8. Our area is heavily dependent on and aggressively marketing our “Quality Of Place.” Many businesses, including our new Gem & Mineralogy Museum have made significant investment in that effort because a Brookings Institute study recommended it as our best bet for regional economic recovery.
9. As a partner in a small business located on the Androscoggin River, I sought quotes for coverage in the event of a spill. It may be new ground because two underwriters have not yet provided quotes. I suggest other landowners and businesses inquire similarly to local realty and insurance people. Judging by the delays seen in the Gulf Coast and Kalamazoo spills, we could have zero income for many months – or years. Visitor traffic drop-off would be catastrophic and enduring.
10. We're growing more negative with every day of evasion, distortion and tricks by the Dilbit industry including the KXL pipeline. We are not getting proper information on the extent of potential risks, nor are thousands of concerned folks in towns all along the pipelines. It's good to know that we are not alone in this.

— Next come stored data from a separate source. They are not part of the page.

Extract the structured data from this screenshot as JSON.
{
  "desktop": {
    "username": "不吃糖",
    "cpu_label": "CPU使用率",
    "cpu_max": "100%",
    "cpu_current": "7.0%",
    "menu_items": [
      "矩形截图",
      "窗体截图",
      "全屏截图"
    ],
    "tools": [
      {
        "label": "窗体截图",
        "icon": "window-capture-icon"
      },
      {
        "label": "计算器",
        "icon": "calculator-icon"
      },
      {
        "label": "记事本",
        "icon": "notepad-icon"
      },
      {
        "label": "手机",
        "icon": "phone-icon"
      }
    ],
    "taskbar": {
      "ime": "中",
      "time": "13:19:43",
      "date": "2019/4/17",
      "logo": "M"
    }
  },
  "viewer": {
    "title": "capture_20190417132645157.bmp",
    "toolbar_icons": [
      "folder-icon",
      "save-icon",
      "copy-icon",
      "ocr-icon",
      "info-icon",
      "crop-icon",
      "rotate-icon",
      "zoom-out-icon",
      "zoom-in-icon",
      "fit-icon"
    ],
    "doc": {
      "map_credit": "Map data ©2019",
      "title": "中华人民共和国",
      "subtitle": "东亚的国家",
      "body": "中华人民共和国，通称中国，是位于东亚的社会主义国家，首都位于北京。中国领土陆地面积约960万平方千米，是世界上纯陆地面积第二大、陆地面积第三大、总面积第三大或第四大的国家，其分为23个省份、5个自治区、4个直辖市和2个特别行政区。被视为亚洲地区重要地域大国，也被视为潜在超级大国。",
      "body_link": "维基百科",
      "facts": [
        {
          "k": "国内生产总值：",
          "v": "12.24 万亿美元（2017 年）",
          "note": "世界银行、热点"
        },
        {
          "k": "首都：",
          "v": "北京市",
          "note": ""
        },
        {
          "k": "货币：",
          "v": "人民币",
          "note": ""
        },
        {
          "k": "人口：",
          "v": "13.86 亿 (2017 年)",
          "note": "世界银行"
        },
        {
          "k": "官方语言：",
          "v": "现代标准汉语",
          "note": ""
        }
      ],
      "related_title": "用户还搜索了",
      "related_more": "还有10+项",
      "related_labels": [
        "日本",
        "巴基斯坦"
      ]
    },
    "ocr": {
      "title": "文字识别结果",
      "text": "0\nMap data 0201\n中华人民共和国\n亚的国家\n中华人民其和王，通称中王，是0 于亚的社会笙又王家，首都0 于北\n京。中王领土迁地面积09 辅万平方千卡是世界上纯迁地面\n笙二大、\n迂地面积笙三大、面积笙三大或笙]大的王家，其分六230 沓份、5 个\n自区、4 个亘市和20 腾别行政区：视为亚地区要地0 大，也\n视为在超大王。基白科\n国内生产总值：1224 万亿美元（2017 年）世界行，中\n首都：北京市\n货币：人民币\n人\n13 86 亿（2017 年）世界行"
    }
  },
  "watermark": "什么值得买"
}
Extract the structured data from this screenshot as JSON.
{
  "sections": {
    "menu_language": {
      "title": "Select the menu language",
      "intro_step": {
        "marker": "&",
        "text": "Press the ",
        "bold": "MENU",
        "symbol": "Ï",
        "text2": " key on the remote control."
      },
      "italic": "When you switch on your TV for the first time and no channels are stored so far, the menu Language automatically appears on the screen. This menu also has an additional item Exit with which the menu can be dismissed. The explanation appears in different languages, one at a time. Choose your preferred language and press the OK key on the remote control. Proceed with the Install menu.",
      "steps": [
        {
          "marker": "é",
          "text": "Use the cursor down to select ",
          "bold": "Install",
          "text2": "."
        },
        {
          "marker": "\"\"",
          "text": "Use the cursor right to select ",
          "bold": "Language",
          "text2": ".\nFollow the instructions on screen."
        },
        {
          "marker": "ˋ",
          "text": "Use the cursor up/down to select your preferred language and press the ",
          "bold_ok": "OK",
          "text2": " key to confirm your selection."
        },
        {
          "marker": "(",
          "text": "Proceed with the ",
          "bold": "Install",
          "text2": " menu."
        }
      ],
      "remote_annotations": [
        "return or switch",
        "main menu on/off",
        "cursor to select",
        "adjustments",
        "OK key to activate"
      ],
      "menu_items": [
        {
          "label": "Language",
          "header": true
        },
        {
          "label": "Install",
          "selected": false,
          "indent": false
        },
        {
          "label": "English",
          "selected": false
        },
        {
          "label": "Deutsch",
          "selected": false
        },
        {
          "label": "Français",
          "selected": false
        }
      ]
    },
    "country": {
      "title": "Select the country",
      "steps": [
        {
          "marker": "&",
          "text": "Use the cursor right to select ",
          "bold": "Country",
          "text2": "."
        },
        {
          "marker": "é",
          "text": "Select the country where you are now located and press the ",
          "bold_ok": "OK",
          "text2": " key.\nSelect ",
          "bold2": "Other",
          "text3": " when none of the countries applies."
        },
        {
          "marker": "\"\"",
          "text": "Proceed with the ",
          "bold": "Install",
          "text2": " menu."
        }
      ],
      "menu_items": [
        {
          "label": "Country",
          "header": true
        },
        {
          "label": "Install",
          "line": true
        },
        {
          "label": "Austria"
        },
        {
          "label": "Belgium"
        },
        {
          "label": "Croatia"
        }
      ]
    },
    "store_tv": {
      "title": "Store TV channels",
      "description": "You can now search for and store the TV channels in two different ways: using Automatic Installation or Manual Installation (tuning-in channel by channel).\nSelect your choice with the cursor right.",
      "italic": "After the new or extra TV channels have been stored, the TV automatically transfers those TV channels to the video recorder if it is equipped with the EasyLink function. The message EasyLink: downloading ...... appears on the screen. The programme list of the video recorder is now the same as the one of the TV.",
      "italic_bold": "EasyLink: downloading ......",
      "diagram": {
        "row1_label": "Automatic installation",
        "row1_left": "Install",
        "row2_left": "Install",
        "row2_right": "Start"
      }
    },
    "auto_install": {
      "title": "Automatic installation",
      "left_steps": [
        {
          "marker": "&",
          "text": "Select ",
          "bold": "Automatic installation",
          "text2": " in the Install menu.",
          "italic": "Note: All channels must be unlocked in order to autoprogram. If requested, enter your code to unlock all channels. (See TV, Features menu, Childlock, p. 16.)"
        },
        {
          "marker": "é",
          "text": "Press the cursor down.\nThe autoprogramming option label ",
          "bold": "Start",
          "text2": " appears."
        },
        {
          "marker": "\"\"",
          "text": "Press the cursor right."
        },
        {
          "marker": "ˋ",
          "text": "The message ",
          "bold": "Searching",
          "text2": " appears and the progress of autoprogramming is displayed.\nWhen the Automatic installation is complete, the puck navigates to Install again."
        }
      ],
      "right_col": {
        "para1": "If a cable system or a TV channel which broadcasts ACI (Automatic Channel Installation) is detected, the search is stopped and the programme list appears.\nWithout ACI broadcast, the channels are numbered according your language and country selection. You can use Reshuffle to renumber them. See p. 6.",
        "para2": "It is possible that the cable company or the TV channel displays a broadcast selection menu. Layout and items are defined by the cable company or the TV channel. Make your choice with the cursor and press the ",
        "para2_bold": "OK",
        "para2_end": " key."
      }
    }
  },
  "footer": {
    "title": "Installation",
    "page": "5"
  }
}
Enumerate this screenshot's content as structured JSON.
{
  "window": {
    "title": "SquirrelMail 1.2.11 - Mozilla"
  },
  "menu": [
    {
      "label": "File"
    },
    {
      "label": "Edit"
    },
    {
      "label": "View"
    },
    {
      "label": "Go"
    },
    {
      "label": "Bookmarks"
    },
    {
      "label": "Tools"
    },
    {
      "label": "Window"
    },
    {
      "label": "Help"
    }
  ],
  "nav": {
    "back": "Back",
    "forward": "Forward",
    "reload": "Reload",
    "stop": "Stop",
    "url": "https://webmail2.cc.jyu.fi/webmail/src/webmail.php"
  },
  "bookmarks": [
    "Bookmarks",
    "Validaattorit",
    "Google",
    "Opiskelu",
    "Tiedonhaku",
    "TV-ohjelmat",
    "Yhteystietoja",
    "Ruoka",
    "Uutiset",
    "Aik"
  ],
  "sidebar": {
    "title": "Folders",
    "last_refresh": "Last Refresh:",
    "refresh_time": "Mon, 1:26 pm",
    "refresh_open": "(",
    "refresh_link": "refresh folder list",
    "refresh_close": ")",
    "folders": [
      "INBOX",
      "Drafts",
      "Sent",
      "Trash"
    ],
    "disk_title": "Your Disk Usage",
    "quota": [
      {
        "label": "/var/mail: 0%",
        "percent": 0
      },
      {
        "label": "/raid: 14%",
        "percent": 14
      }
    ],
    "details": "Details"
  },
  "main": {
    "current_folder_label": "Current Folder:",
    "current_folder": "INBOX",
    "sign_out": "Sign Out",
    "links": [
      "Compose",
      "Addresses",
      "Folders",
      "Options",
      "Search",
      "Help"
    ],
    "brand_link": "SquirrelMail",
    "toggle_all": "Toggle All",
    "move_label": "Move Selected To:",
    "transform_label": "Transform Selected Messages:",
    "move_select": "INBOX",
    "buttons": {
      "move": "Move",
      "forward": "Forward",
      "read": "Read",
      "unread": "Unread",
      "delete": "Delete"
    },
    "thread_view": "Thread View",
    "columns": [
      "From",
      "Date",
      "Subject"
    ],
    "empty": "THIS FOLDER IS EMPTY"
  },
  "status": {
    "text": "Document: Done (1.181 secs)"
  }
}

We are further alarmed by recent news that those in our government who review permit documentation are doing a bad job of looking after our interests and are not truly “independent” organizations. As concerned American citizens we deserve and demand better than that. Considering the above, perhaps we can be forgiven when we view potential impacts on our well-being with concern and skepticism.
A good result from all this is that we and many towns from Portland Maine to Montreal learn to work effectively together to preserve and protect ourselves from threats to our communities and our future generations.